The seasonally adjusted annual rate of housing starts decreased 3.1% in April to 184,700 units, down from 179,000 in March.
The largest decreases for urban areas were in Ontario, down 8% and in Quebec, falling 9.4% to annualized rate of 36,800 starts in April, down from 40,600 in March.
On a year-over-year basis, overall housing starts in Quebec dropped even more, falling 25% in April, CMHC Analyst Kevin Hughes told CRE Online
Single-detached starts underwent the biggest decline since April 2010, falling 31%, while multi-family starts tumbled 22%.
Hughes said the large decline in single-detached starts is the result of a surplus of resale homes on the market, as well as a consumer shift in Quebec towards condo-ownership.
An aging population, demand from younger buyers, affordability and a government focus on high-density housing have all been prominent factors leading to increased demand for multi-family housing, he said.
“But when you have a convergence of these factors, you do have periods where everyone hops on board at once and you get a larger supply. That’s happened to Quebec a couple of times in the last decade and at the time people were wondering is that worrisome,” Hughes said.

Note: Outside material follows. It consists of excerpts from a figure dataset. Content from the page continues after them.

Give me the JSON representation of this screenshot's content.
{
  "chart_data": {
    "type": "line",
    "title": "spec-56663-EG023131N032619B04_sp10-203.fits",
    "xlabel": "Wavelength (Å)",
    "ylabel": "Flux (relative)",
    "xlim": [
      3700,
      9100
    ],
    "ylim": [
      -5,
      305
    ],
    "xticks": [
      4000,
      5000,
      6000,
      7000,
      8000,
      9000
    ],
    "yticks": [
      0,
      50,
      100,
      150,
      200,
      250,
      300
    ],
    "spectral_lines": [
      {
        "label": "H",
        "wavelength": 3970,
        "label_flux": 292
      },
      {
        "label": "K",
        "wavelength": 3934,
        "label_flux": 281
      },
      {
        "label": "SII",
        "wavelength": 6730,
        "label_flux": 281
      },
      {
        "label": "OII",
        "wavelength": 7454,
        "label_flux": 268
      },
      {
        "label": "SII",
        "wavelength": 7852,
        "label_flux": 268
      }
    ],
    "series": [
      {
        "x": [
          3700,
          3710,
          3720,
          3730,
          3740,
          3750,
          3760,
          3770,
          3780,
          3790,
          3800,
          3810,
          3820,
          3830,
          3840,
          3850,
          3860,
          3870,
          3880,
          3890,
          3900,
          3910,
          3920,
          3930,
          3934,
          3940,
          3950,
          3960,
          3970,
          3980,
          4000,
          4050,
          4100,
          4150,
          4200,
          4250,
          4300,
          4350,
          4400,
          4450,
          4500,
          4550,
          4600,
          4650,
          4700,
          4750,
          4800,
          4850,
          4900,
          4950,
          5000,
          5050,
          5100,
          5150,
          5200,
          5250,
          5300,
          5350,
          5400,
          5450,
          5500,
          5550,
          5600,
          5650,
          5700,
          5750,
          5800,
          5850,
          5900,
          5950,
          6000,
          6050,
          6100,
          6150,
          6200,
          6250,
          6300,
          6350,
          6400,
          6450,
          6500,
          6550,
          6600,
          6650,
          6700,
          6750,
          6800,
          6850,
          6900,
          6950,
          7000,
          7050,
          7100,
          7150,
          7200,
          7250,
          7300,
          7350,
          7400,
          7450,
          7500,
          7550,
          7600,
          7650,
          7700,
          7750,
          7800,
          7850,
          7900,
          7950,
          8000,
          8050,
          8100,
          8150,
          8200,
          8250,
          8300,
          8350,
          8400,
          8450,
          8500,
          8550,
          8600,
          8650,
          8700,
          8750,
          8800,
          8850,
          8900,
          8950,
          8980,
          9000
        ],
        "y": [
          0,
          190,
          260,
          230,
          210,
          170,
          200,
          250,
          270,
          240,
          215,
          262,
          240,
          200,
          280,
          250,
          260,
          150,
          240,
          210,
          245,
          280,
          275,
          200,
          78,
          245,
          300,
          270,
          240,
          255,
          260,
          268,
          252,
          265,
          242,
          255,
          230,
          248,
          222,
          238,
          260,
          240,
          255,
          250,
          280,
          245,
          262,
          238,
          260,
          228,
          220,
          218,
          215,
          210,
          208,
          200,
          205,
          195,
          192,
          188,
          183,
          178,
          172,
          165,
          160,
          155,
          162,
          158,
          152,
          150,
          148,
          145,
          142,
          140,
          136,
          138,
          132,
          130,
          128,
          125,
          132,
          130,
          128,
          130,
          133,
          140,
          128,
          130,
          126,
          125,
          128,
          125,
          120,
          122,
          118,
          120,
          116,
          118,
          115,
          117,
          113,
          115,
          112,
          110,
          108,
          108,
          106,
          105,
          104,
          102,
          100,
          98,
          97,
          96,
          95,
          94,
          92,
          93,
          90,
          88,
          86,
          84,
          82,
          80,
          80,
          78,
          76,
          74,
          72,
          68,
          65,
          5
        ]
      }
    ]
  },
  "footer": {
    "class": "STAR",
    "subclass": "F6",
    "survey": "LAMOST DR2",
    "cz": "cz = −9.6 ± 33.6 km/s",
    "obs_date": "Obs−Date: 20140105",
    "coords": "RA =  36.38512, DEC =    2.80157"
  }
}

Still, he said each time the market has experienced an oversupply of homes it’s been able to absorb it.
Urban starts in other areas of the country were up 23.5% in British Columbia, 5.4% in the Prairie region and 10.4% in the Atlantic region.
From January through April, housing starts were up 96% in Prince Edward Island compared to a year ago, and up 42% in Saskatchewan. But they were down 48% in New Brunswick during the same period and down 30% in Alberta.